Mesela ziraat başladıktan sonra açığa çıkan bir ürün, üretim vardır; fakat bu üretim-ürün kimsenin mülkiyetinde değildir, herkese aittir, bütün toplumun ortak ürünüdür ve artı ürün ortak kullanım için mabetlerde toplanmaktadır. Zaten ilk kez ambar sistemi mabetlerde gelişmektedir. Burada toplanan artı üründen tüm toplum faydalanmaktadır, herkesin emeği geçmiştir ve herkesin ortak mülküdür. PKK’deki yaşamımıza baktığımızda da böyledir, yaşamımızdaki paylaşımcılık, ortaklaşmacılık, ortak üretim kimsenin tekelinde olmadığı gibi mülkleştirilemez de. Bu anlayış ve yaşam tarzı kaynağını işte bu binlerce yıllık ahlaki toplumdan almaktadır. Neolitik toplum da tekelleşme, mülkleştirme yoktur. Yaşamın hiçbir alanında mülkleştirme yoktur.

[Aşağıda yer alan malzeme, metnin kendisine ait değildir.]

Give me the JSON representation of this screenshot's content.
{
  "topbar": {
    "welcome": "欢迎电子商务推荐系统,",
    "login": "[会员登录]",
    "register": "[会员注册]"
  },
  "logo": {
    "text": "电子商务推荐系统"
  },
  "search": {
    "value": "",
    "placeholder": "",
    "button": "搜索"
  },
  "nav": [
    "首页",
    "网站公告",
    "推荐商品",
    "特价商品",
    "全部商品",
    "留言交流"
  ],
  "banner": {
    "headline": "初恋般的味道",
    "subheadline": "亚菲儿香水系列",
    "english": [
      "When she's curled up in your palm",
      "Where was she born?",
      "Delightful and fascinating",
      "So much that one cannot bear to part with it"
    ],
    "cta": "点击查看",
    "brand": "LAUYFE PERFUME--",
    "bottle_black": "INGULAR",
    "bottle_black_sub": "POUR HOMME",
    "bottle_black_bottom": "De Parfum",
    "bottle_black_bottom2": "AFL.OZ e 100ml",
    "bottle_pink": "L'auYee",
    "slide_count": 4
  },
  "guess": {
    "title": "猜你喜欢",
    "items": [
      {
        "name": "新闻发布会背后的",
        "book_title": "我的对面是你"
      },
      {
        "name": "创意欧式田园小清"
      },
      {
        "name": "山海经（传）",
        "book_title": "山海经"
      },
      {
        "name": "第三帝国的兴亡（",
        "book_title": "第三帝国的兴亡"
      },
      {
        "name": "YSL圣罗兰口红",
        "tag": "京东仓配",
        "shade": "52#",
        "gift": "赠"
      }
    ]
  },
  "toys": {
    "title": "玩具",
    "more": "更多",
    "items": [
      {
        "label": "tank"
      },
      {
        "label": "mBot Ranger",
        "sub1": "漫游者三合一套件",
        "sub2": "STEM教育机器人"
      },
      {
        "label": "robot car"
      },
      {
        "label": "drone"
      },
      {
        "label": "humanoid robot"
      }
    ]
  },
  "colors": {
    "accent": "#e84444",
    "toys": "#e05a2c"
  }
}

Kadın erkek ilişkilerinde de mülkleşme, tekel yoktur. Mülkleşme ve tekelleşme daha sonra uygarlıkla birlikte gelişmektedir. Kadın ve erkek arasındaki ilişkilerde evlilik, aile daha sonra gelişmiştir. İlişkilerde eşitlik vardır ve kadın iradesi temelinde bir ilişkilenme vardır. Ayrıca, bir erkeğin bir kadınla ilişkilenebilmesi toplum için iyi bir şeyler yapmasına bağlıdır. Bir erkek istediği zaman kadınla beraber olamamaktadır. Beraber olacağı erkeği kadın belirlemektedir ve bunun da ölçütü toplumsallığa, yaşama olan katılımı, katkısıdır. Örneğin; şimdi çeyiz kültürü vardır toplumda. Bir kadın evlendiği zaman çeyizini kendisiyle götürmektedir. O dönemde ise tam tersi bir durum vardır. Bir erkek kadınla beraber olabilmek için bir; toplum için iyi bir şey yapması, ikincisi; geldiğinde kendisiyle birlikte bir şey getirmesi gerekir. Yani çeyizini kendisiyle birlikte getirmesi gerekir. Tabii ki şimdiki gibi bir çeyiz olayı değildir bu, örneğin yiyecek bir şey getirir, mesela et, buğday vb. veya toplumun faydalanacağı bir şey, bir alet. Çeyiz kültürü bu dönemde başlamaktadır, daha sonra bu kültür ters yüz edilir. Bu ilişkinin kuralları vardır, yani erkeğin toplum için yararlı bir şeyler yapması gerekmektedir. Zaten bir erkek eğer ki toplumda iyi görülmüyor, kabul edilmiyorsa kadın o erkeğin kendisine yaklaşmasına izin vermemektedir.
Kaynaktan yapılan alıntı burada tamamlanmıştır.